- Native name: Живан Кнежевић
- Born: July 28, 1906 Vranje, Kingdom of Serbia
- Died: December 1, 1984 (aged 78) Seattle, Washington, U.S.
- Allegiance: Kingdom of Yugoslavia
- Branch: Royal Guards
- Rank: Colonel
- Relations: Radoje Knežević (brother)

= Živan Knežević =

Serbian major

Živan Knežević (Живан Кнежевић; 28 July 1906 – 1 December 1984) was a major in the Yugoslav Royal Guards who was a key conspirator in the Yugoslav coup d'état of 27 March 1941 that deposed the regency of Prince Paul, Dr. Radenko Stanković and Dr. Ivo Perović, as well as the government of Prime Minister Dragiša Cvetković.

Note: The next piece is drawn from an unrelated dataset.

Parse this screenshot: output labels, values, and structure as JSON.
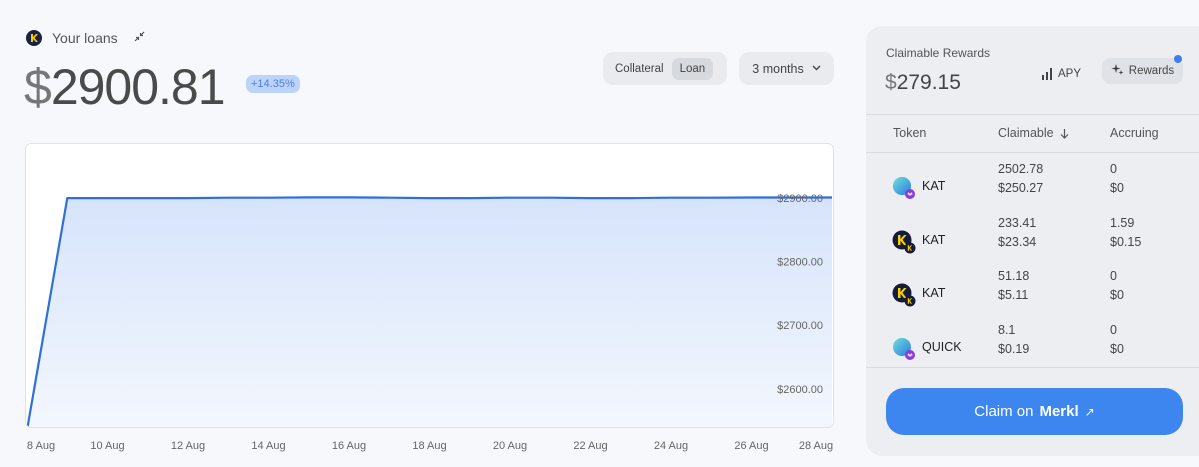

Knežević and his fellow plotters declared the 17-year-old King Peter to be of age and brought to power a government of national unity led by Air Force General Dušan Simović. The coup resulted in the German-led Axis invasion of Yugoslavia during which the armed forces of Yugoslavia were defeated within 11 days. Fleeing the country by air, Knežević was based in Alexandria for a period, where he briefly commanded a battalion of Yugoslav Royal Guards formed with British assistance. He subsequently served as a military liaison officer between the Chetniks of Draža Mihailović and the Yugoslav government-in-exile then after promotion to lieutenant colonel he served as a military attaché in the United States until the end of the war, by which time he had achieved the rank of colonel. He remained in the US after the war and died in 1984.